Former finance minister Naci Agbal, seen as a market-friendly figure, had only been in the position since November, when he was appointed by President Recep Tayyip Erdogan as part of an overhaul of his economic team.
No official reason was given for his sacking, but his dismissal comes after the central bank sharply hiked its main interest rate by a greater-than-expected 200 basis points on Thursday, from 17 to 19 percent.
Erdogan is a strong opponent of high interest rates and once called them the "mother and father of all evil".
Economists blame his unorthodox belief that high interest rates cause inflation -- instead of slowing it down -- for many of Turkey's current economic problems.
Erdogan wants to bring the annual inflation rate down to under 10 percent by the end of next year, and to five percent by the time he is next scheduled to face an election in 2023.
Kavcioglu, who writes an economy column in the pro-government Yeni Safak daily, suggested in a February column that the central bank should not insist on a high interest rate policy, because it would lead to high inflation.
He is the fourth central bank head appointed since July 2019.
- 'Against high interest rates'-
News of Agbal's replacement came after the markets closed on Friday.
The Turkish lira has clawed back roughly 15 percent of its value against the dollar since Erdogan's November reshuffle, which included the resignation of his son-in-law Berat Albayrak as finance minister.
Past central bank managers before Agbal have burned through most of Turkey's reserves trying to support the currency while rates remained well below that of inflation.

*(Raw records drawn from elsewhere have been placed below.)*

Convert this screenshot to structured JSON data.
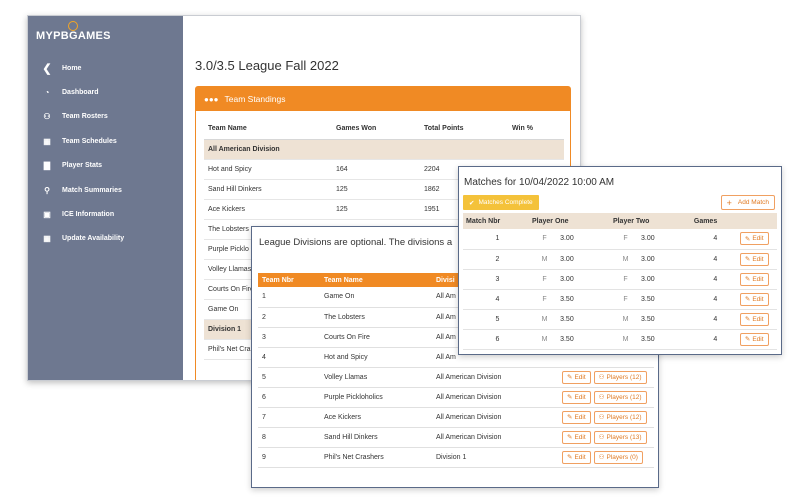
{
  "app": {
    "logo": "MYPBGAMES",
    "nav": [
      {
        "label": "Home",
        "icon": "chevron-left-icon"
      },
      {
        "label": "Dashboard",
        "icon": "tachometer-icon"
      },
      {
        "label": "Team Rosters",
        "icon": "users-icon"
      },
      {
        "label": "Team Schedules",
        "icon": "calendar-icon"
      },
      {
        "label": "Player Stats",
        "icon": "podium-icon"
      },
      {
        "label": "Match Summaries",
        "icon": "search-icon"
      },
      {
        "label": "ICE Information",
        "icon": "id-card-icon"
      },
      {
        "label": "Update Availability",
        "icon": "calendar-check-icon"
      }
    ],
    "page_title": "3.0/3.5 League Fall 2022"
  },
  "standings": {
    "title": "Team Standings",
    "headers": {
      "team": "Team Name",
      "games": "Games Won",
      "points": "Total Points",
      "win": "Win %"
    },
    "rows": [
      {
        "division": "All American Division"
      },
      {
        "team": "Hot and Spicy",
        "games": "164",
        "points": "2204",
        "win": "66 %"
      },
      {
        "team": "Sand Hill Dinkers",
        "games": "125",
        "points": "1862",
        "win": ""
      },
      {
        "team": "Ace Kickers",
        "games": "125",
        "points": "1951",
        "win": ""
      },
      {
        "team": "The Lobsters",
        "games": "111",
        "points": "1789",
        "win": ""
      },
      {
        "team": "Purple Picklo",
        "games": "",
        "points": "",
        "win": ""
      },
      {
        "team": "Volley Llamas",
        "games": "",
        "points": "",
        "win": ""
      },
      {
        "team": "Courts On Fire",
        "games": "",
        "points": "",
        "win": ""
      },
      {
        "team": "Game On",
        "games": "",
        "points": "",
        "win": ""
      },
      {
        "division": "Division 1"
      },
      {
        "team": "Phil's Net Cra",
        "games": "",
        "points": "",
        "win": ""
      }
    ]
  },
  "divisions": {
    "note": "League Divisions are optional. The divisions a",
    "headers": {
      "nbr": "Team Nbr",
      "name": "Team Name",
      "division": "Divisi"
    },
    "edit_label": "Edit",
    "rows": [
      {
        "nbr": "1",
        "name": "Game On",
        "division": "All Am",
        "players": ""
      },
      {
        "nbr": "2",
        "name": "The Lobsters",
        "division": "All Am",
        "players": ""
      },
      {
        "nbr": "3",
        "name": "Courts On Fire",
        "division": "All Am",
        "players": ""
      },
      {
        "nbr": "4",
        "name": "Hot and Spicy",
        "division": "All Am",
        "players": ""
      },
      {
        "nbr": "5",
        "name": "Volley Llamas",
        "division": "All American Division",
        "players": "Players (12)"
      },
      {
        "nbr": "6",
        "name": "Purple Pickloholics",
        "division": "All American Division",
        "players": "Players (12)"
      },
      {
        "nbr": "7",
        "name": "Ace Kickers",
        "division": "All American Division",
        "players": "Players (12)"
      },
      {
        "nbr": "8",
        "name": "Sand Hill Dinkers",
        "division": "All American Division",
        "players": "Players (13)"
      },
      {
        "nbr": "9",
        "name": "Phil's Net Crashers",
        "division": "Division 1",
        "players": "Players (0)"
      }
    ]
  },
  "matches": {
    "title": "Matches for 10/04/2022 10:00 AM",
    "complete_label": "Matches Complete",
    "add_label": "Add Match",
    "headers": {
      "nbr": "Match Nbr",
      "p1": "Player One",
      "p2": "Player Two",
      "games": "Games"
    },
    "edit_label": "Edit",
    "rows": [
      {
        "nbr": "1",
        "g1": "F",
        "r1": "3.00",
        "g2": "F",
        "r2": "3.00",
        "games": "4"
      },
      {
        "nbr": "2",
        "g1": "M",
        "r1": "3.00",
        "g2": "M",
        "r2": "3.00",
        "games": "4"
      },
      {
        "nbr": "3",
        "g1": "F",
        "r1": "3.00",
        "g2": "F",
        "r2": "3.00",
        "games": "4"
      },
      {
        "nbr": "4",
        "g1": "F",
        "r1": "3.50",
        "g2": "F",
        "r2": "3.50",
        "games": "4"
      },
      {
        "nbr": "5",
        "g1": "M",
        "r1": "3.50",
        "g2": "M",
        "r2": "3.50",
        "games": "4"
      },
      {
        "nbr": "6",
        "g1": "M",
        "r1": "3.50",
        "g2": "M",
        "r2": "3.50",
        "games": "4"
      }
    ]
  },
  "colors": {
    "accent": "#f08a24",
    "sidebar": "#6e7890",
    "warning": "#f4c23a",
    "frame": "#5a6a88"
  }
}
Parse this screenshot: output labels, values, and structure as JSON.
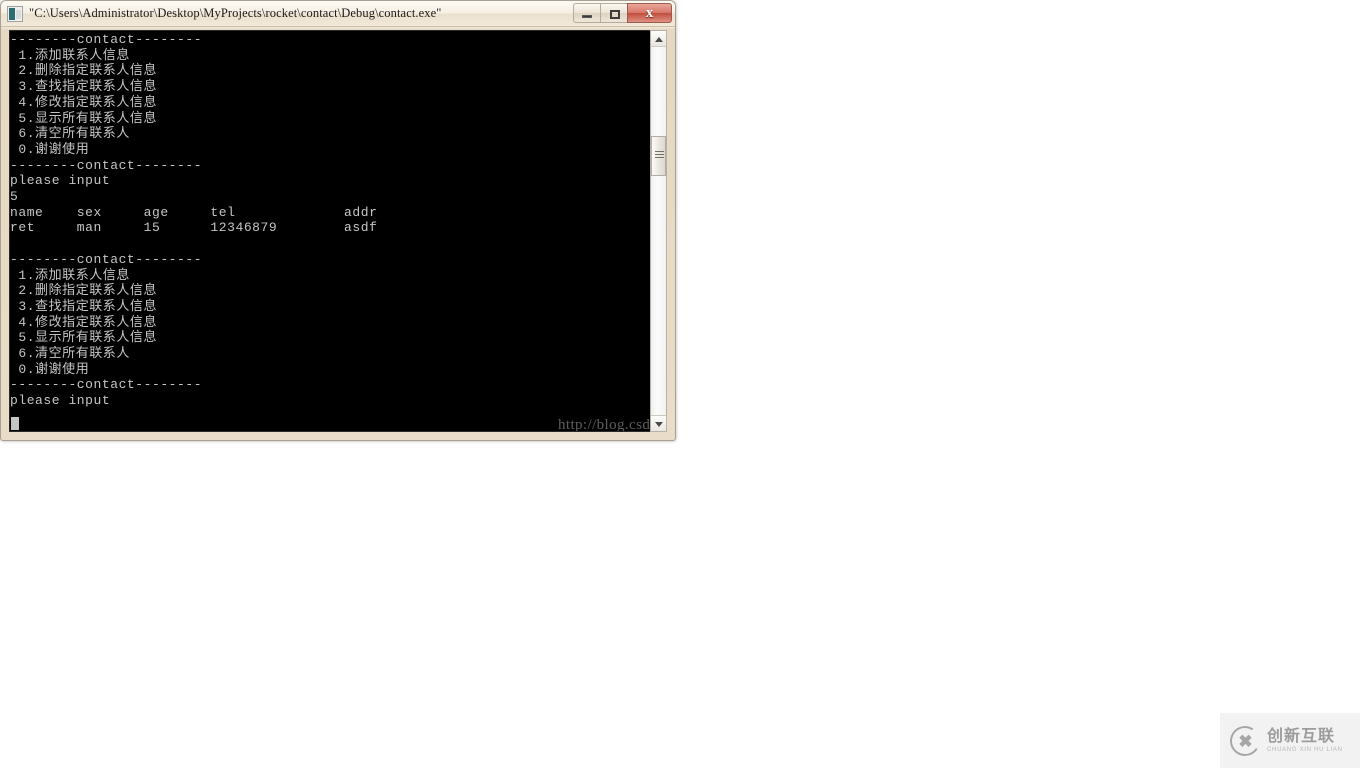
{
  "desktop": {
    "background_color": "#ffffff"
  },
  "window": {
    "title": "\"C:\\Users\\Administrator\\Desktop\\MyProjects\\rocket\\contact\\Debug\\contact.exe\"",
    "icon": "console-app-icon",
    "controls": {
      "minimize_label": "–",
      "maximize_label": "□",
      "close_label": "x"
    },
    "frame_color": "#e9ddc9",
    "client_background": "#000000",
    "text_color": "#c5c5c5"
  },
  "console": {
    "separator": "--------contact--------",
    "menu": [
      "1.添加联系人信息",
      "2.删除指定联系人信息",
      "3.查找指定联系人信息",
      "4.修改指定联系人信息",
      "5.显示所有联系人信息",
      "6.清空所有联系人",
      "0.谢谢使用"
    ],
    "prompt": "please input",
    "user_choice": "5",
    "table": {
      "headers": [
        "name",
        "sex",
        "age",
        "tel",
        "addr"
      ],
      "rows": [
        [
          "ret",
          "man",
          "15",
          "12346879",
          "asdf"
        ]
      ]
    },
    "full_text": "--------contact--------\n 1.添加联系人信息\n 2.删除指定联系人信息\n 3.查找指定联系人信息\n 4.修改指定联系人信息\n 5.显示所有联系人信息\n 6.清空所有联系人\n 0.谢谢使用\n--------contact--------\nplease input\n5\nname    sex     age     tel             addr\nret     man     15      12346879        asdf\n\n--------contact--------\n 1.添加联系人信息\n 2.删除指定联系人信息\n 3.查找指定联系人信息\n 4.修改指定联系人信息\n 5.显示所有联系人信息\n 6.清空所有联系人\n 0.谢谢使用\n--------contact--------\nplease input"
  },
  "scrollbar": {
    "up_arrow": "▲",
    "down_arrow": "▼"
  },
  "watermark": {
    "url": "http://blog.csdn.net/ret_skd"
  },
  "brand": {
    "mark": "cx-circle-logo",
    "name_cn": "创新互联",
    "name_en": "CHUANG XIN HU LIAN"
  }
}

A modest recovery in the lira's value since Agbal's appointment had given the impression he had won Erdogan's blessing to keep the rate high for some time to ward off inflation and help the lira recover.
But Erdogan's dislike of high interest rates has remained consistent, with him saying as recently as January that he was "absolutely against" them.
"I know our friends get angry but with all due respect, if I am president of this country I will keep saying this because I believe that high interest rates will not help develop this country," he said.